In mezzo a queste contese di parole era cosa di grau pondo che il nostro governo spegnesse in sul principio un fuoco distruggitore. Due colonne furono senza indugi destinate a scombujare quei due raccozzamenti: i ribelli di Domo in parte caddero spenti ed in parte stretti fra catene ebbero il malfine. La torma ch'erasi raccolta all'altra estremità del Piemonte cioè a Carosio si sostenne più a lungo per la sagacità di avere scelto a stanza quel borgo, racchiuso nel ligure territorio: per varii accidenti fu allora di chiarata la guerra tra la Repubblica Ligure ed il nostro Stato. Trentadue terre caddero in potere de' subalpini, e tutta la riviera di ponente fu sul punto di piegare il collo al giogo. Carlo Emanuele, a malgrado di sì rapide vittorie, anteponendo ad ogni altra cosa la pace, trasmise l'ordine alle sue truppe di sospendere le ostilità, e rammentò intanto al governo di Francia l'obbligo ch'esso erasi assunto di concorrere alla tranquillità degli stati suoi. Il cangiamento del ministro dell'interno favoreggiò la richiesta di Carlo Emanuele, e il francese governo fe'cessare le ostilità fra le repubbliche Ligure e Cisalpina e la corte di Torino.

LXXIV.

Un presidio francese occupa la cittadella di Torino:

gli ufficiali di tal presidio fanno una mascherata con un perfido scopo.

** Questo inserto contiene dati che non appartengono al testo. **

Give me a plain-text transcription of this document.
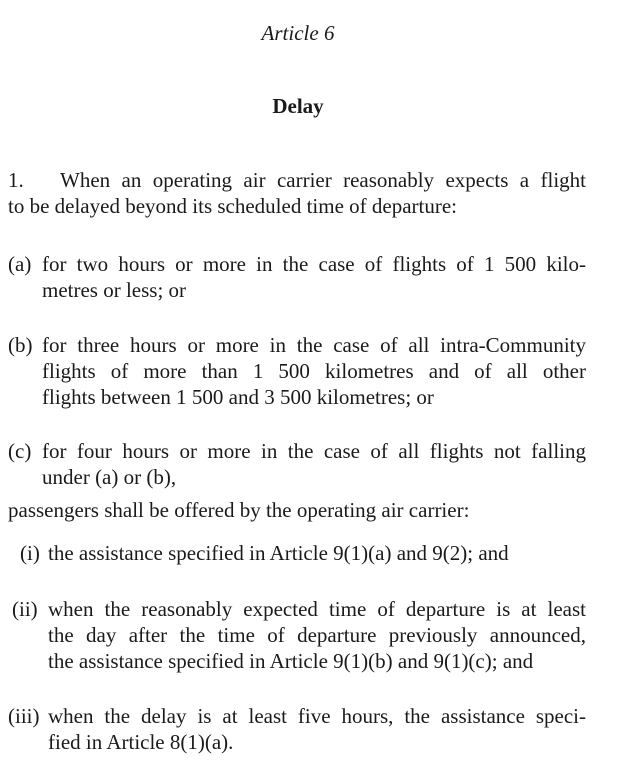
Article 6
Delay
1. When an operating air carrier reasonably expects a flight
to be delayed beyond its scheduled time of departure:
(a) for two hours or more in the case of flights of 1 500 kilo-
metres or less; or
(b) for three hours or more in the case of all intra-Community
flights of more than 1 500 kilometres and of all other
flights between 1 500 and 3 500 kilometres; or
(c) for four hours or more in the case of all flights not falling
under (a) or (b),
passengers shall be offered by the operating air carrier:
(i) the assistance specified in Article 9(1)(a) and 9(2); and
(ii) when the reasonably expected time of departure is at least
the day after the time of departure previously announced,
the assistance specified in Article 9(1)(b) and 9(1)(c); and
(iii) when the delay is at least five hours, the assistance speci-
fied in Article 8(1)(a).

A Bonaparte, passato in Egitto, succedeva nel reggimento dei paesi conquistati in Italia un condottiero che non nutriva i medesimi sentimenti verso il nostro Sovrano. Questi credè fausta l'occasione di porre il piede nella cittadella di Torino, unico sostegno della corte, e sotto colore di essere maggiormente in grado di adempiere gli obblighi del Direttorio, volle che essa per due mesi, com'ei diceva, fosse nelle sue mani consegnata: le truppe repubblicane la occuparono nel dì 4 di luglio del 1798 con grande satisfazione dei sediziosi, i quali presagendone il compimento dei loro disegni tentarono un'ultima fazione sopra la città di Alessandria.